Jeopolitik konumu antik dünyada Somali’yi Afrika’nın en önemli ticaret merkezlerinden birisi haline getirmiştir. Antik dünyada zaten önemli bir jeopolitik konuma sahip olan Somali topraklarının önemi ilerleyen dönemde Süveyş Kanalının inşa edilmesi ile birlikte daha da artmıştır. Fakat Somali’nin artan jeopolitik değeri Somali’nin başına bela olmuştur. İngilizler 1882 yılında Hindistan’a giden yolu güvence altına almak için Somaliland’ın kontrolünü ele geçirdiler. 1884 yılına gelindiğinde ise Berlin Konferansı toplanmış ve Afrika’nın kaderi Birleşik Devletler ve 13 Avrupalı Devlet tarafından belirlenmiştir. Bu toplantıdan nasibini alan Somali’de ilerleyen dönemde İtalyan, İngiliz, Fransız ve Etiyopya Somalisi olarak dört parçaya bölünmüştür. Bu süreçte parçalanan Somali toprakları daha sonrasında tekrardan bir araya gelememiştir. 1949 yılında Haile Selassie Etiyopya Somalisi olarak bilinen ve bugün Etiyopya toprakları içerisinde bulunan Ogedon’a el koymuştur. 1960 yılına gelindiğinde ise Somali Gençlik Birliği’nin (SGB) başını çektiği siyasal parti İngiliz ve İtalyan Somalilerini birleştirilmesinde önemli bir rol oynamış ve Somali’nin bağımsızlığını ilan etmiştir. Bugün Cibuti olarak bilinen Fransız Somalisi ise 1977 yılında bağımsızlığını ilan etmiştir. Bu dördüne ek olarak ise Kenya, Somali’nin güneyinde bulunan ve bugün hala Somalilerin yaşadıkları bir kısım topraklara el koymuş ve bir daha da geri vermemiştir. Buradan da anlaşılacağı üzere Somali’nin hikayesi işgal edilmiş, sömürülmüş ve parçalanmış bir devletin ve milletin hikayesi olarak başlamıştır.

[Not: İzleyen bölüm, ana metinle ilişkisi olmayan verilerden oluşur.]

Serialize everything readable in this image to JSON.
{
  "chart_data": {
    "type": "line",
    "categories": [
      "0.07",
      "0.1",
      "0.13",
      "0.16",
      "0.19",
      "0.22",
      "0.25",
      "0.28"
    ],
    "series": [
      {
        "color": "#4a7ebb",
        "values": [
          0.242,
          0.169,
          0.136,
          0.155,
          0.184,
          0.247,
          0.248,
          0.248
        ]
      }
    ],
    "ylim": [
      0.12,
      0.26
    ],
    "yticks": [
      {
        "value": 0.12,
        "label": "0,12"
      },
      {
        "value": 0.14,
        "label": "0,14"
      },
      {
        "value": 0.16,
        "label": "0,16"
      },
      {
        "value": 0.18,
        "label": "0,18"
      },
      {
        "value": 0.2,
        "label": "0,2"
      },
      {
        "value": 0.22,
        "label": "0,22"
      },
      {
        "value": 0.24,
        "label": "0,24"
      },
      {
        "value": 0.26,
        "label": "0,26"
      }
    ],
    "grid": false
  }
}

1 Temmuz 1960 yılında Afrika’da demokrasinin parlayan bir yıldızı olarak Somali bağımsızlığını ilan etmiş ve SGB’nin bir üyesi olan Aden Abdullah Osman Daar demokratik seçimler sonucunda Somali’nin ilk cumhurbaşkanı olarak seçilmiştir. 1967 yılına kadar iktidarda kalan Daar, 1967 de Somali’nin kuruluşu sırasında Başbakan olarak atadığı Abdirashid Ali Sharmarke’ye demokratik seçimlerde yenilmiş ve iktidarı Sharmarke’ye vererek barışçıl yollarla iktidarı devreden ilk Afrikalı lider olarak tarihe geçmiştir. Ardından ise 15 Ekim 1969'da kuzeydeki Las Anod kasabasına resmi bir ziyarette bulunurken, Sharmarke kendi korumalarından birisi tarafından suikaste uğramış ve hayatını kaybetmiştir.  Sharmarke suikastının ardından, 21 Ekim 1969'da (cenazesinden sonraki gün) Tümgeneral Mohamed Siad Barre, Yarbay Salaad Gabeyre Kediye ve Polis Şefi Jama Ali Korshel tarafından organize edilen kansız bir askeri darbe gerçekleşmiştir. Böylece Somali’nin gurur verici demokrasi hikayesi sona ermiştir. Darbe sonrasında Kediye’yi karşı darbe iddiası ile infaz eden, Korshel’i ise hapse attıran Barre, Somali milliyetçiliğinin yoğun etkileriyle Kur’an ve Marksizm-Leninizm'e dayalı bir bilimsel sosyalizm biçimini savunmuş ve ülkenin mutlak lideri olarak tek başına yoluna devam etmiştir.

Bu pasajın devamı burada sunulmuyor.